Selain itu, tanpa keadilan, proyek kelestarian dan kebersihan hanya akan melahirkan penggusuran dan peminggiran baru masyarakat lokal. Selama ini merekalah yang dianggap tidak memiliki kesadaran untuk menjaga kelestarian dan kebersihan Bali. Sehingga solusi yang ditawarkan penguasa adalah sentralisasi kepemilikan kawasan-kawasan strategis ditangan korporasi atau kelompok elit kaya raya yang dipercaya memiliki cukup modal dan mempermudah proyek untuk menjaga kelestarian dan kebersihan kawasan. Hal ini mirip dengan tesis Garrett Hardin dalam The Tragedy of the Commons, bahwa rejim hak milik (privat) dibutuhkan untuk mengelola sumber daya alam publik sehingga lebih efesien karena publik dianggap tidak memiliki kesadaran untuk menjaganya.
Jadi permasalahan lingkungan merupakan permasalahan yang kompleks yang melibatkan banyak aspek dalam kehidupan, terutama urusan politik ekonomi, sosial-budaya, dan kebijakan. Jika saat ini istilah green direduksi dan dimoderasi menjadi konsep yang apolitis maka dapat dibayangkan bahwa konsep green ini tidak akan mampu menjawab kompleksitas permasalahan yang terjadi. Paling hebat, konsep ini hanya dapat menyediakan solusi parsial dan teknokratis untuk jangka pendek dan terkadang tidak humanis.

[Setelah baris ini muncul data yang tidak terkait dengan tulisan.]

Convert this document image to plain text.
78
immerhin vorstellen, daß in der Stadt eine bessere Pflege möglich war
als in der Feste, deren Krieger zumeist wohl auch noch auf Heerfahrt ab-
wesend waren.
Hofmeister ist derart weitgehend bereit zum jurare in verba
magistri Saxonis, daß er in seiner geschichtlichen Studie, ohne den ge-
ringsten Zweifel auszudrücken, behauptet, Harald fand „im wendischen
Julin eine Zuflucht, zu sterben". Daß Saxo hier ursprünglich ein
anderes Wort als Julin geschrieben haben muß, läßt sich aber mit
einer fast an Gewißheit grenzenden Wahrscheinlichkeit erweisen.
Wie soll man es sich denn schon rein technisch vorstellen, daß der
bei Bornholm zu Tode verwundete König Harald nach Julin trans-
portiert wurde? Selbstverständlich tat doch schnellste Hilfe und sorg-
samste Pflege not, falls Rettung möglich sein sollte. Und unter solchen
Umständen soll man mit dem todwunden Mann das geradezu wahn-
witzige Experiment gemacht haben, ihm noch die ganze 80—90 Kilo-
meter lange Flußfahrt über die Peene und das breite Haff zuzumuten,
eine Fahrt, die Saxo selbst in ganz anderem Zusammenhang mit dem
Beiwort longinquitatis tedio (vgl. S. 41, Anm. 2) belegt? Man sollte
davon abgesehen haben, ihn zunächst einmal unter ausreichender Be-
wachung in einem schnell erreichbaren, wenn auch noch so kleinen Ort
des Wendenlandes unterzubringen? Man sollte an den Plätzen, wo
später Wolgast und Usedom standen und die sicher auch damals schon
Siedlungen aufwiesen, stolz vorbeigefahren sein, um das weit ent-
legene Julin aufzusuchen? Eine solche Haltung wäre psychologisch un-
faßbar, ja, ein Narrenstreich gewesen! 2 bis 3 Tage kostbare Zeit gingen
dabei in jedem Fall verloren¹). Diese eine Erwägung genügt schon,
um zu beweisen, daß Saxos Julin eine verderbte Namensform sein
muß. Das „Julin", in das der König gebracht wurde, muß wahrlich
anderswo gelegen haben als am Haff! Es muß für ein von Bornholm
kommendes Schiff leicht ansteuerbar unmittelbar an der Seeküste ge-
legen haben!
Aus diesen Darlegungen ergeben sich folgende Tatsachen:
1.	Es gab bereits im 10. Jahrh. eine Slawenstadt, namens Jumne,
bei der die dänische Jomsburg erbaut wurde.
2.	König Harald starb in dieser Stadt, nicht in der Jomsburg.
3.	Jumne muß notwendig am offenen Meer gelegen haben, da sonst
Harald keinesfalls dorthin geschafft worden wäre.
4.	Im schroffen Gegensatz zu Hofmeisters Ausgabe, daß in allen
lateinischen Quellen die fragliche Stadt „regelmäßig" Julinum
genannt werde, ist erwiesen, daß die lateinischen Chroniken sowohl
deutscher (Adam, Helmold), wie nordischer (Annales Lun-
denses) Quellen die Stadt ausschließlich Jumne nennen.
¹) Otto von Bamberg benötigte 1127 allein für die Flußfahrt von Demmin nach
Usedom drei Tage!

Apabila Bali tetap bertahan pada model ‘clean and green’ yang serimonial tanpa merubah struktur pembangunan, maka dapat diperkirakan bahwa proyek Bali clean and green hanya akan menjadi jargon untuk ikut trend dan mengangkat citra semata tanpa merubah apa-apa. Dan, jargon ini pun segara akan tergantikan oleh jargon-jargon lainnya di masa mendatang.